Comprehensive disaster risk management

Disaster risk management (DRM) is a broad term which refers to all aspects of managing disasters and disaster risk. It includes prevention and mitigation, preparedness, anticipatory action, response and recovery. Often, these components of DRM are referred to as 'phases'. In reality, however, they do not occur in a neat, sequential order. Each component of DRM is vital and needs to be supported by strong disaster risk governance, meaning an enabling framework of laws, policies, plans and institutional arrangements. 

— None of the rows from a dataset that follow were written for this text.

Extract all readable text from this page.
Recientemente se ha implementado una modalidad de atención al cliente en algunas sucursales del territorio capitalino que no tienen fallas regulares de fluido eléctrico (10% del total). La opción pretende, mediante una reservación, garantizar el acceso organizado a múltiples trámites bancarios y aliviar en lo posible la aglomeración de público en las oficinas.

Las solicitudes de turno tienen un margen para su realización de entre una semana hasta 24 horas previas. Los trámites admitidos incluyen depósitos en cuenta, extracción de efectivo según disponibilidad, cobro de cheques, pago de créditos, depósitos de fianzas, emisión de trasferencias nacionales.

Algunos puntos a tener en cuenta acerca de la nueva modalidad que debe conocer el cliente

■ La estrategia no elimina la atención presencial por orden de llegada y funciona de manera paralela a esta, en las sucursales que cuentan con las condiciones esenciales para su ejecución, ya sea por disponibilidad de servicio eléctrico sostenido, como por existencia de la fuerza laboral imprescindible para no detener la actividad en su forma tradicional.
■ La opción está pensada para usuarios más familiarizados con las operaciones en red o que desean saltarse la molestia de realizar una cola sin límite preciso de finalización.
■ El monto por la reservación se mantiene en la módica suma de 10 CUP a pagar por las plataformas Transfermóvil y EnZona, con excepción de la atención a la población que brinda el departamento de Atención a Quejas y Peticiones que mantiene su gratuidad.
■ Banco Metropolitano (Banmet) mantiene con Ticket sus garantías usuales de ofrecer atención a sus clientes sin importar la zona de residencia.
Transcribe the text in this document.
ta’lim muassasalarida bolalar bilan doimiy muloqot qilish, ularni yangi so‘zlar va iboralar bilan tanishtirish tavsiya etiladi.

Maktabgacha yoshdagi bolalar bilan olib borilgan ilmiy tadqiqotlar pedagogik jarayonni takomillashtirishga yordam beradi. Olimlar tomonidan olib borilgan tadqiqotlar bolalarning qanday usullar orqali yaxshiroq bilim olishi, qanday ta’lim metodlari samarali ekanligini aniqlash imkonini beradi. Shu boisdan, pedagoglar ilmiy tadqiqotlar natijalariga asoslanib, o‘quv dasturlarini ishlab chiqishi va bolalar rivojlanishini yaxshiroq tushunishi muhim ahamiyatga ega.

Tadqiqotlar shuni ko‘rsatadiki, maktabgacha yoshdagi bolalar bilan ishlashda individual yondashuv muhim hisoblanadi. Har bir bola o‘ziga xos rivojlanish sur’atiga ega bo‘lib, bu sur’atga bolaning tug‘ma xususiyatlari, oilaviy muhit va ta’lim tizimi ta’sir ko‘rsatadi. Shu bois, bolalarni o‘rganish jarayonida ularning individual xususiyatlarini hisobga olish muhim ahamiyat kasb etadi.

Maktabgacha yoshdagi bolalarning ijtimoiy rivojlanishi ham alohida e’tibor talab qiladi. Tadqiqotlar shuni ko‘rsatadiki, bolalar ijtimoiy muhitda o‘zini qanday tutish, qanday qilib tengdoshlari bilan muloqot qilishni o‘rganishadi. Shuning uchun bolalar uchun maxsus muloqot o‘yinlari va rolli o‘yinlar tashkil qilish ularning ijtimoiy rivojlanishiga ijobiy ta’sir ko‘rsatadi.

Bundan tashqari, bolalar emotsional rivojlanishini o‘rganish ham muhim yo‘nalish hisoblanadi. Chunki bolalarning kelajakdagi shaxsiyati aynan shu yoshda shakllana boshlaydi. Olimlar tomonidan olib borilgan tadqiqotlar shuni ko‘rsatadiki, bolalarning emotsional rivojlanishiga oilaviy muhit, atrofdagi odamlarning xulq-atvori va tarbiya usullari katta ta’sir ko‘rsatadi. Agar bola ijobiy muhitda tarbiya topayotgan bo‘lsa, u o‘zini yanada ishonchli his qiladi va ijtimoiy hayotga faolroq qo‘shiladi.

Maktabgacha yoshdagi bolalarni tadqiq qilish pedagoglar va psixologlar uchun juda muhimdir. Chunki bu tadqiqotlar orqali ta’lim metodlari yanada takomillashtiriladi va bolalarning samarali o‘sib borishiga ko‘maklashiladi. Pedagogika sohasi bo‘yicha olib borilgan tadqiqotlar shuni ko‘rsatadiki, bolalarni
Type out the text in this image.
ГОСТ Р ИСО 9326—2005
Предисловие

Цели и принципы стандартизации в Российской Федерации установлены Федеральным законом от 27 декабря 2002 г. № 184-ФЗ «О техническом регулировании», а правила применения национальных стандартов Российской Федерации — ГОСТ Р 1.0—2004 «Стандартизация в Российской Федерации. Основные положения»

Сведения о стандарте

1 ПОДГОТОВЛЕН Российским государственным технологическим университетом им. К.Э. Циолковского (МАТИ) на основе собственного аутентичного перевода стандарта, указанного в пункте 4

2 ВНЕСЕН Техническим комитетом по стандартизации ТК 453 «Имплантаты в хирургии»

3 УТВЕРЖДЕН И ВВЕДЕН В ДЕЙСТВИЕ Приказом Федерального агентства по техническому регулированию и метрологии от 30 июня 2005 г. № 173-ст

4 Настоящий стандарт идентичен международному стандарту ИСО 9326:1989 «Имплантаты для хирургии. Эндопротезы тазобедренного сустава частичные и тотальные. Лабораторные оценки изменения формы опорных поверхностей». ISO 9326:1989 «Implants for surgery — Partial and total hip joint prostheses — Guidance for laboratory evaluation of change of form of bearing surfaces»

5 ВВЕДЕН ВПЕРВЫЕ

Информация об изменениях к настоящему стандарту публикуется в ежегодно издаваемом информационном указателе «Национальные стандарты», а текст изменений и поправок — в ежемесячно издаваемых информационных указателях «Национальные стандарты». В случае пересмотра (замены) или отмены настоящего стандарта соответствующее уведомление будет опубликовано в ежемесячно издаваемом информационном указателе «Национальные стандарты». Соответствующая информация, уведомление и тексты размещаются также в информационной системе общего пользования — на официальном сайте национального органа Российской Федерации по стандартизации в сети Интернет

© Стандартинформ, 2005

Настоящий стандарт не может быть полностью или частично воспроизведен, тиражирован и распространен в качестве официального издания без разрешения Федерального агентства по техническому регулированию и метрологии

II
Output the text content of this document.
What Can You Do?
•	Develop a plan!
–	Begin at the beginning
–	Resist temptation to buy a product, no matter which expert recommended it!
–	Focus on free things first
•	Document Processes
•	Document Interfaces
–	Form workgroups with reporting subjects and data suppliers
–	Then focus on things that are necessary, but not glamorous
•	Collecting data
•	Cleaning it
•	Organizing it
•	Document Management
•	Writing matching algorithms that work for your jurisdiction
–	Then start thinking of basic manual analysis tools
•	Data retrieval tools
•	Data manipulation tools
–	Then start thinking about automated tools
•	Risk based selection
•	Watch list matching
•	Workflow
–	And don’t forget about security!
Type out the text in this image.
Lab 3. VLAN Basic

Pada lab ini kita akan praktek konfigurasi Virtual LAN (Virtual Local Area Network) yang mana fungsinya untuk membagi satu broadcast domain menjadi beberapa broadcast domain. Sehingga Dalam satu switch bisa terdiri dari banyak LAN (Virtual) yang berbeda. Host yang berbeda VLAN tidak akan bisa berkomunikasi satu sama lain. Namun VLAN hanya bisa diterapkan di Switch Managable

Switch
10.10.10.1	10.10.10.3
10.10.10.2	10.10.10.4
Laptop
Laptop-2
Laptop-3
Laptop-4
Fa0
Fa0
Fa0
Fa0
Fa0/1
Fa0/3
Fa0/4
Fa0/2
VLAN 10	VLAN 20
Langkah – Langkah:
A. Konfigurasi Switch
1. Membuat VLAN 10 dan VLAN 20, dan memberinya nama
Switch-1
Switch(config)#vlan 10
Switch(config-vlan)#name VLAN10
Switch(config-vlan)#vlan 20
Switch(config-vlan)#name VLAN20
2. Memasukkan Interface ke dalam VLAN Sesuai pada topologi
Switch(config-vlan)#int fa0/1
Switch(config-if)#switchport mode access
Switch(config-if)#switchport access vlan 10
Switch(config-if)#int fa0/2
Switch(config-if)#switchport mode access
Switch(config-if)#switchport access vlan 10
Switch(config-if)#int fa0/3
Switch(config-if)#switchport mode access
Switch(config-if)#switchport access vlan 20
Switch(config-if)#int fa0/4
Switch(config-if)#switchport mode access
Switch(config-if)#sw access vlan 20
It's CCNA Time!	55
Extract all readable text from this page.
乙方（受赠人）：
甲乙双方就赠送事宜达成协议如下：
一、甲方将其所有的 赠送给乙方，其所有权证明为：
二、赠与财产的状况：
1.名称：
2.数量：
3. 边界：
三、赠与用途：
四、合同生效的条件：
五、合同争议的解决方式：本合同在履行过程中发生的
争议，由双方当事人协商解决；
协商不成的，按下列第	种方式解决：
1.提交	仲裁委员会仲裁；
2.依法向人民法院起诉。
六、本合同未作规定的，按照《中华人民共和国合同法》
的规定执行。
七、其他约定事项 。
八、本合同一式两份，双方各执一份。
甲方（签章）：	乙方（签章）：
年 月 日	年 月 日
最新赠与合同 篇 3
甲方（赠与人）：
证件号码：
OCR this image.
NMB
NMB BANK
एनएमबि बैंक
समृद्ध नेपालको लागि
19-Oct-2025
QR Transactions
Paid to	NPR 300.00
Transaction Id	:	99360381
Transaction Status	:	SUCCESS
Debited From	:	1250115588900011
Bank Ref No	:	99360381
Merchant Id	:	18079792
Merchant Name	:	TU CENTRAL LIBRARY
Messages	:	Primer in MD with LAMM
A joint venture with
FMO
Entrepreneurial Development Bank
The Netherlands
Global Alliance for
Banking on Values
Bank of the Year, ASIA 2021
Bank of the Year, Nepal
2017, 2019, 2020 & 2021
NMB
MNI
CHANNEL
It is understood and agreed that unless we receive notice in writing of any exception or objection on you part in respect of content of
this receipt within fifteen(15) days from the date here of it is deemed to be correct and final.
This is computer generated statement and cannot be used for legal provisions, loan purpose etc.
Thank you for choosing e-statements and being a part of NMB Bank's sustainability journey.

During the past two decades, IFRC Disaster Law has researched and developed recommendations on how domestic instruments can best support the different components of DRM. It has conducted major research projects on prevention and mitigation, preparedness and response, recovery, international assistance and public health emergencies. Equally, it has investigated many cross-cutting issues such as integration between DRM and climate change adaptation, child protection in disasters, gender equality and protection against sexual and gender-based violence in disasters, and disaster displacement. Three of IFRC's disaster law guidance documents have been endorsed by resolutions of the International Conference of the Red Cross and Red Crescent, which convenes the components of the International Red Cross and Red Crescent Movement and nearly every government.

In 2023, IFRC Disaster Law consolidated its 20 years of research and recommendations into a single, comprehensive document: the Disaster Risk Governance Guidelines. The Guidelines adopt a holistic approach, identifying how different types of instruments — laws, regulations, policies, plans and Standard Operating Procedures (SOPs) — can collectively provide a strong framework for effective DRM. They address all key topics that need to be addressed in domestic disaster instruments, from reducing risk through strong building codes to declaring a state of emergency to being ready for recovery.

The Guidelines are designed to assist law and policy makers by serving as a benchmark for assessing domestic instruments and identifying strengths, weaknesses and gaps. They can also be used to support the domestic implementation of relevant international instruments, most notably the Sendai Framework and its priority of strengthening disaster risk governance. The release of the Guidelines is timely, with the recent Mid-Term Review of the Sendai Framework finding that progress towards strengthening disaster risk governance has been varied and that there is a continued need to enhance legal frameworks.